Além disso, apresentou duas Instruções Normativas, uma que prorroga o prazo de prestação de contas dos projetos desde que justificada a necessidade, porém este dispositivo já é comum dentro dos programas e leis existentes. Já a outra Instrução Normativa prevê a suspensão de débitos do setor, com vistas à não dispensa de funcionários, no entanto, como deveria ser de amplo conhecimento, na área cultural a maior parte dos profissionais da cultura são autônomos ou informais.
É papel do governo promover programas emergenciais de apoio às categorias mais afetadas economicamente com a crise. A Secretaria Especial da Cultura precisa apresentar um plano de apoio às artes e à cultura, envolvendo suas Entidades Vinculadas (como Funarte, Ancine, Patrimônio Histórico etc), como também promover políticas orientadoras e repasses financeiros aos Estados e Municípios.
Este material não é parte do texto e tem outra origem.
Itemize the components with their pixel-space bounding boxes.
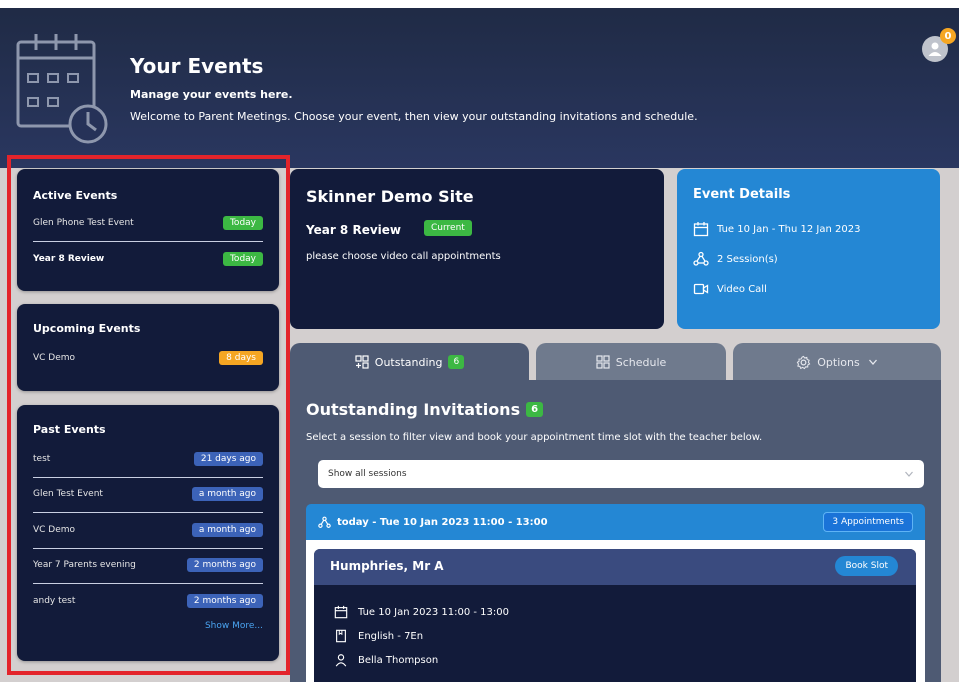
- tab-schedule[interactable]: Schedule: [536, 343, 726, 381]
- appointment-datetime-row: Tue 10 Jan 2023 11:00 - 13:00: [334, 605, 509, 619]
- highlight-frame: [7, 155, 290, 675]
- session-header[interactable]: today - Tue 10 Jan 2023 11:00 - 13:00 3 …: [306, 504, 925, 540]
- chevron-down-icon: [905, 471, 913, 477]
- sessions-icon: [318, 516, 331, 528]
- event-sessions-row: 2 Session(s): [693, 251, 778, 267]
- tab-schedule-label: Schedule: [615, 355, 667, 369]
- page-subtitle: Manage your events here.: [130, 88, 293, 101]
- page-title: Your Events: [130, 54, 264, 78]
- outstanding-title-row: Outstanding Invitations 6: [306, 400, 544, 419]
- appointment-datetime: Tue 10 Jan 2023 11:00 - 13:00: [358, 606, 509, 618]
- teacher-name: Humphries, Mr A: [330, 559, 444, 573]
- current-event-name: Year 8 Review: [306, 223, 401, 237]
- tab-options[interactable]: Options: [733, 343, 941, 381]
- calendar-icon: [693, 222, 709, 237]
- top-strip: [0, 0, 959, 8]
- user-icon: [928, 42, 942, 56]
- calendar-icon: [334, 605, 348, 619]
- appointment-subject: English - 7En: [358, 630, 424, 642]
- outstanding-grid-icon: [355, 355, 369, 369]
- site-card: Skinner Demo Site Year 8 Review Current …: [290, 169, 664, 329]
- gear-icon: [796, 355, 811, 369]
- tab-options-label: Options: [817, 355, 860, 369]
- appointment-subject-row: English - 7En: [334, 629, 423, 643]
- teacher-card-header: Humphries, Mr A Book Slot: [314, 549, 916, 585]
- event-dates-row: Tue 10 Jan - Thu 12 Jan 2023: [693, 221, 860, 237]
- calendar-clock-icon: [16, 34, 108, 144]
- session-label: today - Tue 10 Jan 2023 11:00 - 13:00: [337, 516, 548, 528]
- outstanding-count-badge: 6: [448, 355, 465, 369]
- site-description: please choose video call appointments: [306, 251, 501, 262]
- person-icon: [335, 654, 347, 667]
- event-type-text: Video Call: [717, 283, 767, 295]
- outstanding-description: Select a session to filter view and book…: [306, 432, 763, 443]
- welcome-text: Welcome to Parent Meetings. Choose your …: [130, 110, 698, 123]
- session-filter-value: Show all sessions: [328, 469, 407, 479]
- chevron-down-icon: [868, 359, 877, 365]
- event-sessions-text: 2 Session(s): [717, 253, 778, 265]
- notification-badge: 0: [940, 28, 956, 44]
- session-filter-select[interactable]: Show all sessions: [318, 460, 924, 488]
- site-name: Skinner Demo Site: [306, 187, 474, 206]
- sessions-icon: [693, 251, 709, 266]
- event-dates-text: Tue 10 Jan - Thu 12 Jan 2023: [717, 223, 861, 235]
- tab-outstanding-label: Outstanding: [374, 355, 443, 369]
- current-status-badge: Current: [424, 220, 472, 236]
- appointments-count-button[interactable]: 3 Appointments: [823, 512, 913, 532]
- page-header: [0, 0, 959, 168]
- event-details-title: Event Details: [693, 187, 791, 202]
- outstanding-panel: Outstanding Invitations 6 Select a sessi…: [290, 380, 941, 682]
- outstanding-title: Outstanding Invitations: [306, 400, 521, 419]
- tab-outstanding[interactable]: Outstanding 6: [290, 343, 529, 381]
- book-icon: [336, 629, 346, 643]
- event-type-row: Video Call: [693, 281, 767, 297]
- schedule-grid-icon: [596, 355, 610, 369]
- teacher-card: Humphries, Mr A Book Slot Tue 10 Jan 202…: [314, 549, 916, 682]
- appointment-student-row: Bella Thompson: [334, 653, 438, 667]
- book-slot-button[interactable]: Book Slot: [835, 556, 898, 576]
- event-details-card: Event Details Tue 10 Jan - Thu 12 Jan 20…: [677, 169, 940, 329]
- appointment-student: Bella Thompson: [358, 654, 439, 666]
- outstanding-title-count: 6: [526, 402, 544, 417]
- video-camera-icon: [693, 283, 709, 295]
Parte do legislativo vem cumprindo seu papel. Segue em tramitação no Estado de São Paulo o PL 253/2020, que prevê uma renda básica para trabalhadores da Cultura e subsídio para os espaços Culturais serem preservados diante da crise do covid-19. Na Câmara Federal corre em regime de urgência o PL 1075/2020, que dispõe da criação da Lei Nacional de Emergência Cultural, com concessão de benefícios aos trabalhadores, negociação de dívidas e prazos, bem como a proibição do corte de água, luz e internet para pessoas jurídicas que atuem na área. Em ambos os casos os recursos concedidos serão provenientes dos Fundos de Cultura existentes no Estado de São Paulo e na União.
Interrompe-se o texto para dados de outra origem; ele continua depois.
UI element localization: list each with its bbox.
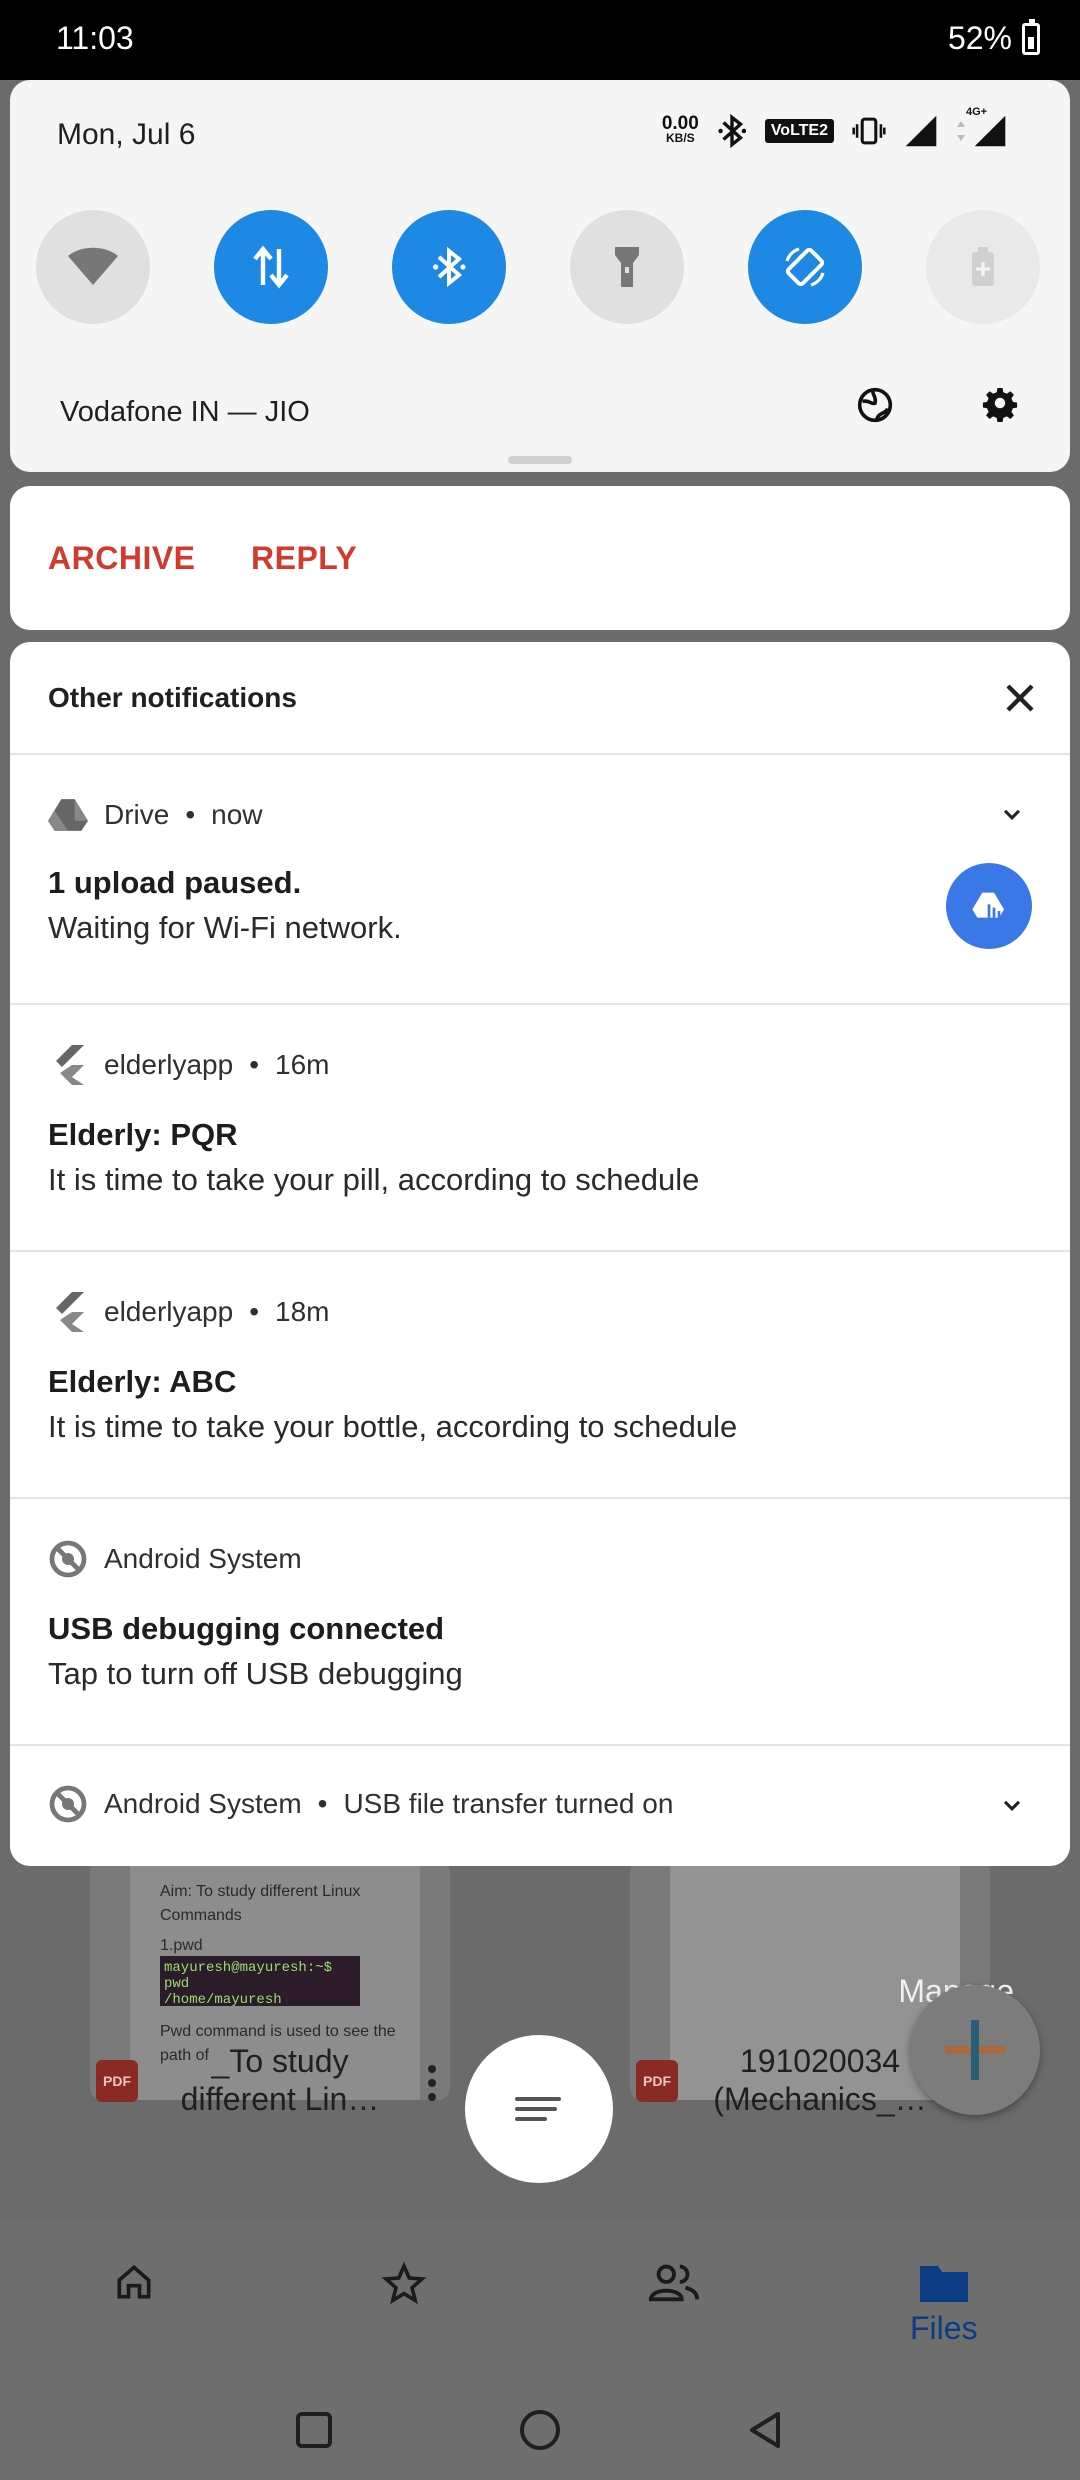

Regina Duarte ainda disse que a cultura não tem partido ao mesmo tempo que relatou o impedimento de uma indicada sua ser nomeada devido a uma filiação partidária. Cultura realmente não tem partido, mas tem opinião e lado. A cultura neste país também é feita de luta.
No dia seguinte ao encontro com o presidente em que não sabia se seguiria no cargo, Regina Duarte mais uma vez cumpriu com seu papel. A ex-atriz fez uma aparição pública e afirmou que quem escolhe a equipe é o seu chefe, reiterou a justificativa de Bolsonaro em relação às suas interferências na Política Federal, por fim, deu “chilique” e destratou a imprensa, mostrando-se alinhada com a forma arrogante e autoritária que esse governo conversa com os profissionais de comunicação. O espetáculo durou 40 minutos, mas a intensidade foi de uma tragédia grega!
Gil Marçal é Gestor e produtor cultural. Foi Diretor de Cidadania da Secretaria Municipal de Cultura de SP, Diretor de Artes na Secretaria da Cultura de Osasco e Chefe da Representação Regional do Ministério da Cultura em São Paulo.